Matt Reeves has his cape in one hand and a history book in the other. While Gotham waits for The Batman: Part II, he and his 6th & Idaho banner are also cooking up a World War II drama about one of the most high-stakes meetings in modern politics.
First, back to Gotham
Reeves has been teasing The Batman: Part II without giving the game away. He has hinted the sequel's big bad is a fresh angle for live-action Batman:
"never really been done in a movie before"
Robert Pattinson is back under the cowl. The plan also points to returns for Jeffrey Wright as Jim Gordon, Andy Serkis as Alfred, and Colin Farrell as the Penguin. There have been rumblings that Tobias Menzies is circling a role too.
- Robert Pattinson returns as Batman
- Jeffrey Wright, Andy Serkis, Colin Farrell expected to reprise their roles
- Reeves teased a villain that has "never really been done in a movie before"
- Tobias Menzies is reportedly in the mix for a part
Behind the camera, Reeves confirmed he is re-teaming with cinematographer Erik Messerschmidt.

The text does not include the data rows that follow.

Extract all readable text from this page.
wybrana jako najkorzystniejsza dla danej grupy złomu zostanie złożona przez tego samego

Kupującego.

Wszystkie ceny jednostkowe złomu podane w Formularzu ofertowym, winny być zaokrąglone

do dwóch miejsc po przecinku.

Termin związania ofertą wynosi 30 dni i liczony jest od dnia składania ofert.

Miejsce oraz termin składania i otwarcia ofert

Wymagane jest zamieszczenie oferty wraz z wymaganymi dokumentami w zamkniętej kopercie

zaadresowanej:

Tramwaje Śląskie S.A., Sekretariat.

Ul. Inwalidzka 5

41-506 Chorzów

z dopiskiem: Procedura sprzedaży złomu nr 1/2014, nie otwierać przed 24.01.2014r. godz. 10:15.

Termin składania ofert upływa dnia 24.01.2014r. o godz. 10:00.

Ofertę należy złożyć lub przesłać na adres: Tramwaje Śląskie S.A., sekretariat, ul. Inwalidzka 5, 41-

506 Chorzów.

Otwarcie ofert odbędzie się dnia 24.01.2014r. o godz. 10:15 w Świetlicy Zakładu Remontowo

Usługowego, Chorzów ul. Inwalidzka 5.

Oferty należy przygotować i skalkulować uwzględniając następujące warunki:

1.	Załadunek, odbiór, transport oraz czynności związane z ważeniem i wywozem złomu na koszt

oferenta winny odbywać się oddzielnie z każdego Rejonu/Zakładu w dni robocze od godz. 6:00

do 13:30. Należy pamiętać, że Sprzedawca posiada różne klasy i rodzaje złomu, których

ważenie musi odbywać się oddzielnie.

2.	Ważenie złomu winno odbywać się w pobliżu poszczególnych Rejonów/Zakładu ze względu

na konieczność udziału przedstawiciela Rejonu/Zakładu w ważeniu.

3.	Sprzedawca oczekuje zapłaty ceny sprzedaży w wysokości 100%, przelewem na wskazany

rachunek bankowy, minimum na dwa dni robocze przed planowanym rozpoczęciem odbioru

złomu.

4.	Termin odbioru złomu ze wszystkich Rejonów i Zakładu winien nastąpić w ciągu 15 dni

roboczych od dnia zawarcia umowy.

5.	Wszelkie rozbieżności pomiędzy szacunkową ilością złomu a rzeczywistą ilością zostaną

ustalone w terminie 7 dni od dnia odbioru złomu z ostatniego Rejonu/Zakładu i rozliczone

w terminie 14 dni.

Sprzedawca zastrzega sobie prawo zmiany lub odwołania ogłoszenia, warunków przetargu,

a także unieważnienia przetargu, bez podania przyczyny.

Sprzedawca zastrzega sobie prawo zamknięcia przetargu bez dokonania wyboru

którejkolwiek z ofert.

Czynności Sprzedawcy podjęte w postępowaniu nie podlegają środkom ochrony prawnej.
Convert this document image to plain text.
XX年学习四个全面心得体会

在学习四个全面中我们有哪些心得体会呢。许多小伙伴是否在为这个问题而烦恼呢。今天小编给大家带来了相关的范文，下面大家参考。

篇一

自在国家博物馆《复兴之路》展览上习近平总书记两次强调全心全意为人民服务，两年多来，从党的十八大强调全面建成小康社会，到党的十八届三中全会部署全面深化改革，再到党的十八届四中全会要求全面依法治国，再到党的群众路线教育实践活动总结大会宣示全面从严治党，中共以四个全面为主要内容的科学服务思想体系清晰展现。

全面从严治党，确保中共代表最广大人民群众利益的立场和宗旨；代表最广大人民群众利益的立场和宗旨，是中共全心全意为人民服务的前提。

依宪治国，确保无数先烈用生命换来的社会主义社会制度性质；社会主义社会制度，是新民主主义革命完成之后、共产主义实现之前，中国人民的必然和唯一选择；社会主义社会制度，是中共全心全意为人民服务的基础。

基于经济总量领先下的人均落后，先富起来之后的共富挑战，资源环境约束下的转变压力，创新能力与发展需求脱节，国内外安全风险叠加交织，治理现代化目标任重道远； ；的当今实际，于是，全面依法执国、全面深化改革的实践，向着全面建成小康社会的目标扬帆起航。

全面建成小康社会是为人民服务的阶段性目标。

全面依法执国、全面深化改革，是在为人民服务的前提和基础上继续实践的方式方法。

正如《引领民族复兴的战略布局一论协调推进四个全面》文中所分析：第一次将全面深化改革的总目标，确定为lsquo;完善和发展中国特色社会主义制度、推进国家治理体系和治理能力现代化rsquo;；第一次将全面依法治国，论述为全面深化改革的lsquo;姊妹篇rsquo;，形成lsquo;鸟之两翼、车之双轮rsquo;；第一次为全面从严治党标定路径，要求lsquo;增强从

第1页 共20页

If the name makes your eyebrows go up, that tracks: Messerschmidt shot Mank, The Killer, and Mindhunter with David Fincher, plus Devotion for J.D. Dillard and Michael Mann's Ferrari. He also recently worked on The Adventures of Cliff Booth. That is a serious eye to bring into Gotham's gloom.
Meanwhile, a Moscow showdown
On a separate track, Reeves and 6th & Idaho are developing a period film set around a 1942 summit in Moscow, when Winston Churchill sat down with Joseph Stalin. The story zeroes in on a brief stretch of days that helped set the table for the Allies' ultimate victory three years later.
The script comes from historian and screenwriter Simon Sebag Montefiore, who has spent years writing about Stalin, the Romanov dynasty, and the sweep of 20th-century Russia. He also penned the screenplay for the upcoming biopic Young Stalin, so he is very much in his lane here.
Montefiore is framing this one as an intimate, pressure-cooker portrait of power. In his words:
"This movie is the culmination of a lifelong interest in Stalin and the script tells the inside story of his encounter with Churchill over just a few days, during which time the fate of the entire world hangs by a thread."
"We talk today about strong leaders, who have complete command. In Stalin and Churchill you have two of the very strongest leaders in history, who come together as the world is being torn apart. It is a portrait of two men and a portrait of power."
Lynn Harris, Reeves's producing partner at 6th & Idaho, has praised the project and the script, which tracks when these two wartime titans met face-to-face with everything on the line. That is the kind of material awards voters circle with a red pen.
So yes, Reeves is still deep in Gotham, but he is also aiming squarely at a muscular, talky historical thriller about Churchill and Stalin. A pulpy noir sequel on one side, a powder-keg summit drama on the other. That is range.